Ileocolonoscopy detected recurrence in 90 (83.3%) subjects and severe recurrence in 62. WT ≥ 3 mm had an accuracy of 90.7% in the detection of endoscopic recurrence. The combination of parameters-WT ≥ 3 mm and BWCE (≥ 46%)-demonstrated similar accuracy (90.7%). A WT ≥ 5 mm showed the best specificity (100%) for the diagnosis of recurrence and a WT ≥ 6 mm the best specificity (95.7%) for the detection of severe recurrence. The combination of sonographic parameters-WT ≥ 6 mm or WT between 5 and 6 mm with BWCE ≥ 70%, or complications-obtained the best results grading the recurrence (sensitivity, specificity, and accuracy of 90.3%, 87%, and 88.9%, respectively).
US shows high sensitivity and specificity for the diagnosis of postsurgical recurrence. When combined with CEUS, it can improve the detection of severe recurrence.
旨在研究对比增强超声(CEUS)在评估术后克罗恩病(CD)复发中的作用,以提高超声的结果,并确定其在评估严重程度中的作用。
对 108 例术后 CD 患者的吻合部位进行了 B 型、彩色多普勒和 CEUS 检查。评估肠壁厚度(WT)、透壁并发症或狭窄、彩色多普勒分级以及肠壁增强(BWCE)-使用时间强度曲线-与内镜 Rutgeerts 评分相关。绘制受试者工作特征(ROC)曲线以建立预测复发和严重程度的最佳截断值。制定了一种超声评分系统,以确定复发的严重程度。

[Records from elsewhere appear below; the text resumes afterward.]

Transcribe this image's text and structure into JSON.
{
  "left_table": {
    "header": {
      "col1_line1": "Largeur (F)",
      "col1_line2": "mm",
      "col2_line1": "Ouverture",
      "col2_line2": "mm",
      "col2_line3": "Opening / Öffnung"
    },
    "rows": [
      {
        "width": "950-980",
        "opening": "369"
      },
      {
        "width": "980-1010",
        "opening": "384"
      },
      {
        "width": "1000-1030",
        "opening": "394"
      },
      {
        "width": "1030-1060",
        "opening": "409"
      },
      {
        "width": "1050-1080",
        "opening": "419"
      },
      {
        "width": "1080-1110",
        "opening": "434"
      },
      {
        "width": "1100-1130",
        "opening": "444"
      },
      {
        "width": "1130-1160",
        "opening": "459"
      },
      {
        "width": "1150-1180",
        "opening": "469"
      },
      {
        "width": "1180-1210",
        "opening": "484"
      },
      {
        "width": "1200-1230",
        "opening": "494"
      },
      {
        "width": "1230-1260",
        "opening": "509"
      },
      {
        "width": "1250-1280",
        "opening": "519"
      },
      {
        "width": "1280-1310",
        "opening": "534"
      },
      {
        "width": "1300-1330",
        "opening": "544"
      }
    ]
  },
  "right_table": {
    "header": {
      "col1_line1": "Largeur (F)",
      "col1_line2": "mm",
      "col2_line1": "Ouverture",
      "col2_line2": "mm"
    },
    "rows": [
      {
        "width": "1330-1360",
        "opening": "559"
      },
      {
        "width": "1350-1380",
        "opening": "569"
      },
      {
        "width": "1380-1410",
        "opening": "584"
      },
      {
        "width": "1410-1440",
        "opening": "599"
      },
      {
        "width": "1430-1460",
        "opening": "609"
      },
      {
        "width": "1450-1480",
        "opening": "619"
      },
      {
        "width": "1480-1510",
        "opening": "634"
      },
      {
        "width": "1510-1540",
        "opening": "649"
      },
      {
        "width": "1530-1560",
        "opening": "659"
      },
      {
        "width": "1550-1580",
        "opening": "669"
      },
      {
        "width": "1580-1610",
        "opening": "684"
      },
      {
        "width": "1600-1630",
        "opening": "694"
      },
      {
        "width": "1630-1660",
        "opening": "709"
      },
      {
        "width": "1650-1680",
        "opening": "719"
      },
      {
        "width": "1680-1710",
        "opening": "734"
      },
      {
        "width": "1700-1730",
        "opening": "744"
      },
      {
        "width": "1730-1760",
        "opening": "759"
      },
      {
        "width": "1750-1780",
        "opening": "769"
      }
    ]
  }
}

结肠镜检查发现 90 例(83.3%)患者有复发,62 例(57.4%)有严重复发。WT≥3mm 对内镜复发的检测准确率为 90.7%。参数结合(WT≥3mm 和 BWCE≥46%)的准确率相当(90.7%)。WT≥5mm 对复发的诊断具有最佳的特异性(100%),WT≥6mm 对严重复发的诊断具有最佳的特异性(95.7%)。超声参数结合(WT≥6mm 或 WT 在 5 至 6mm 之间,BWCE≥70%,或存在并发症)在评估复发方面的效果最佳(敏感性、特异性和准确性分别为 90.3%、87%和 88.9%)。
US 对术后复发的诊断具有较高的敏感性和特异性。当与 CEUS 结合使用时,它可以提高对严重复发的检测能力。